In an interview with CNBC, Huang stated that the current AI investments are part of a multi-trillion-dollar business and that this is just the beginning.
Nvidia Corp. (NVDA) co-founder and CEO Jensen Huang on Wednesday reportedly downplayed growing concerns of an AI bubble, seeking to differentiate the current surge in investments and valuations in the industry from the dotcom bubble in 2000.
“What’s going on in the world versus what happened in 2000 is just dramatically different. Back then, there were pets dot com, hospitals dot com… all of the internet companies combined were what, $30-$40 billion in size,” Huang said in a CNBC interview.

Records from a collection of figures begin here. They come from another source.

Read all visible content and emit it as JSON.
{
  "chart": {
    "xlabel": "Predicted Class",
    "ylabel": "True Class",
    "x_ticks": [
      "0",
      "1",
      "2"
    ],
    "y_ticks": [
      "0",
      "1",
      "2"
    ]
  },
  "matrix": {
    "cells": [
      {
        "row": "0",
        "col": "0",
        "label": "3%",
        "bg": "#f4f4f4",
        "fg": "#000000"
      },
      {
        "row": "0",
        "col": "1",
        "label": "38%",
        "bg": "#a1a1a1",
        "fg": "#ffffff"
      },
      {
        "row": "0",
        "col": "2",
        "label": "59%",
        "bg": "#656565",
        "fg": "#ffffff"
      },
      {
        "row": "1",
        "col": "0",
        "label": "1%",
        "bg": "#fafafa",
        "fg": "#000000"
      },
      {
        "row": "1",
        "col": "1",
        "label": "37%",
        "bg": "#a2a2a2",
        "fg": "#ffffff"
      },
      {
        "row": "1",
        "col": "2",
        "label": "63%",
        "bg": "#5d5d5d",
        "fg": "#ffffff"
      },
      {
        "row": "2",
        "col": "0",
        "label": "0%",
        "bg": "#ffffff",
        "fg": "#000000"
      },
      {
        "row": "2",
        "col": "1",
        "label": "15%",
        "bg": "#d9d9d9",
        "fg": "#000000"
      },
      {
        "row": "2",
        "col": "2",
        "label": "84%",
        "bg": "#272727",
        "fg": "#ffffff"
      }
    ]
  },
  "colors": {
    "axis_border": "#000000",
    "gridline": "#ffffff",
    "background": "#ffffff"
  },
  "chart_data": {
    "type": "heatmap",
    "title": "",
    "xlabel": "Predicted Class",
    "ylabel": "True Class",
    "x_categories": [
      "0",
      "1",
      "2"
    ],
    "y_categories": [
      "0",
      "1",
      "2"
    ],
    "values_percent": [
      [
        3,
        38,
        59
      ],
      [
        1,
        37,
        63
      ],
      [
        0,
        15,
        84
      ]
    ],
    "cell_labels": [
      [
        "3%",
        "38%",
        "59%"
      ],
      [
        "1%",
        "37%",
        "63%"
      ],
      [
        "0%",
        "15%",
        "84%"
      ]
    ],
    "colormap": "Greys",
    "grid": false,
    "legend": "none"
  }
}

As for the massive investments in hyperscalers and other AI infrastructure companies, Huang said that they are “naturally growing” on their own as part of a half-trillion-dollar capacity buildout.
“If you look at the hyperscalers now, that’s where the first trance of AI infrastructure is building. If you look at hyperscalers, that’s $2.5 trillion of business already operating today. That $2.5 trillion business, the capex that goes underneath that… call it about $500 billion, that transition from a classical CPU-based computing to now generative AI computing, powered by GPUs, that transition is just starting,” he said in the interview.
Nvidia’s shares were up nearly 0.6% in Wednesday’s pre-market trade. Retail sentiment on Stocktwits around the company trended in the ‘bearish’ territory.